Just as Mary mothered Jesus through his terrible twos, contrary adolescence, and into adulthood, she is among those nurturing and tending the young church.
While scripture has little else to say about Mary’s retirement, Christian tradition offers us additional stories about Mary’s adventures following the resurrection. In fact, there is such a rich store of extra-biblical legends about Mary that they sometimes bump against each other. There are multiple sites which all claim to be the location of Mary’s last decades of life, her death, and her bodily assumption into heaven: two in Jerusalem, one in France, and one on a mountain near Ephesus, Turkey. As pilgrims we visited this last location: the House of the Virgin Mary located at the top of Mt. Koressos.
Once again, our Bible has nothing to say regarding Mary’s retirement to Asia Minor now Turkey. What we do have is Jesus’ commendation of Mary into the care of his disciple John from the cross and the visions of at 18th century mystic.
Near the cross of Jesus stood his mother, his mother’s sister, Mary the wife of Clopas, and Mary Magdalene. When Jesus saw his mother there, and the disciple whom he loved standing nearby, he said to her, “Woman, here is your son,” and to the disciple, “Here is your mother.” From that time on, this disciple took her into his home. (John 19:25-27).
From this passage we learn that in the face of unbelievable loss, John, the beloved disciple, and Mary, the Mother of Jesus, adopted each other. John is believed to have traveled to Ephesus to spread the gospel, naturally taking his adopted mother Mary with him. So some say.
Enter the mystic. Anne Catherine Emmerich, a Roman Catholic nun lived from 1774 to 1824. During her life she experienced a number of visions about the Virgin Mary, which were published after her death. In the late 19th century these visions led to the discovery of a small house on the top of Mt. Koressos. And pilgrims have been pilgriming there ever since.
Even before the Holy Spirit was tearing through Jerusalem setting everyone’s hair on fire, the church has been about creating family in the face of loss. At the foot of the cross, John was there for Mary to cling to as her son hung in agony. Mary was there for John weep with as he watched his friend dying by inches. Jesus saw this sharing of pain and sanctified it from the cross: “Woman, here is your son.”
The House of the Virgin Mary honors this kind of love, the love of people who have been placed, drawn, or even thrown together, and are richer for it. For instance, Mary’s House is a unique holy site in that it is visited and cared for by both Christians and Muslims, since both faiths honor Mary.
Our visit began with a visit to Mary’s House itself.

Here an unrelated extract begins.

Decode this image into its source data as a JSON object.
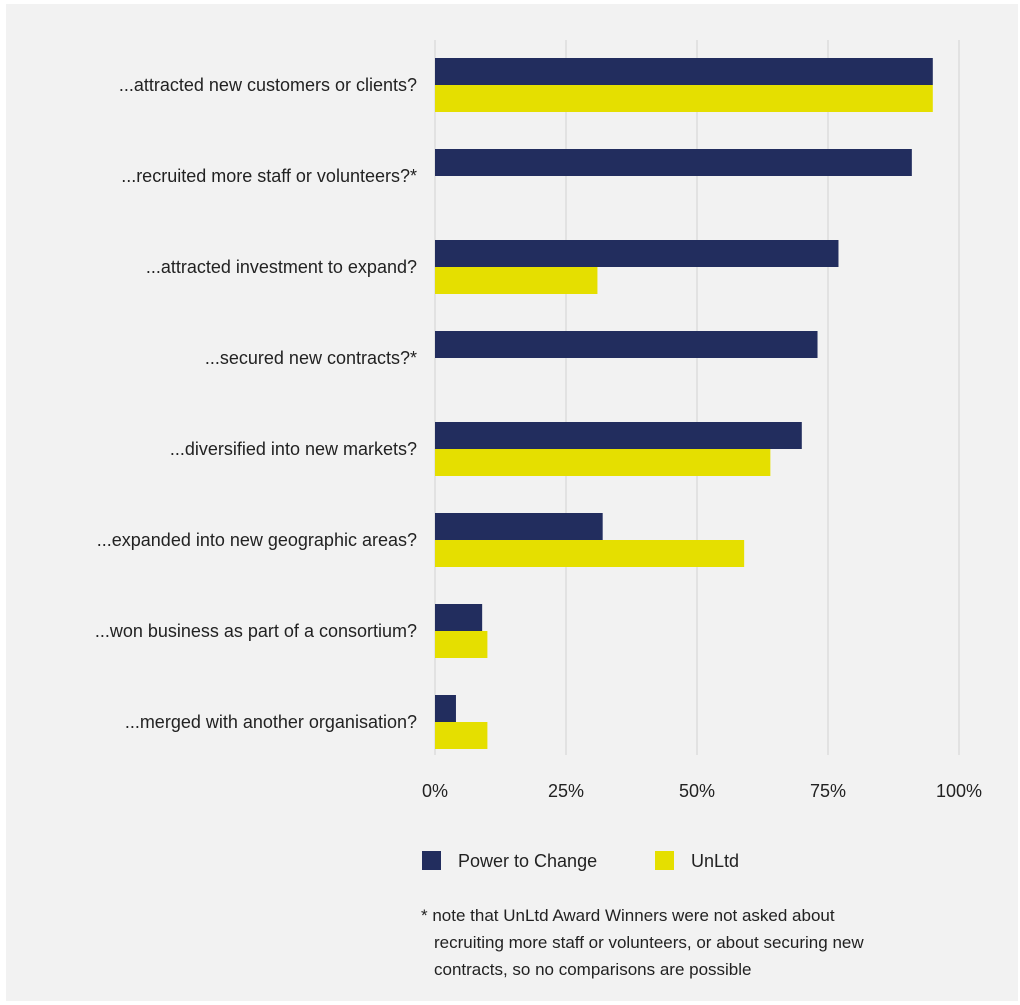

We were given a chance to enter, pray, and light a candle if the Spirit so moved us. From there we gathered for a brief worship service nearby. We read the Annunciation where Mary learns that she will conceive and give birth to the Messiah followed by Jesus’ commendation of Mary into John’s care from the cross. We talked about what it meant to love and care for one another in the face of loss. We sang the Magnificat, and celebrated the Lord’s supper.
Afterwards we went down a series of steps to a sacred spring believed to have healing qualities. Near by, there is a wall where both Christians and Muslims are able to write down prayers on bits of ribbon and tie them to a wall. At Mary’s House, our longings are named together.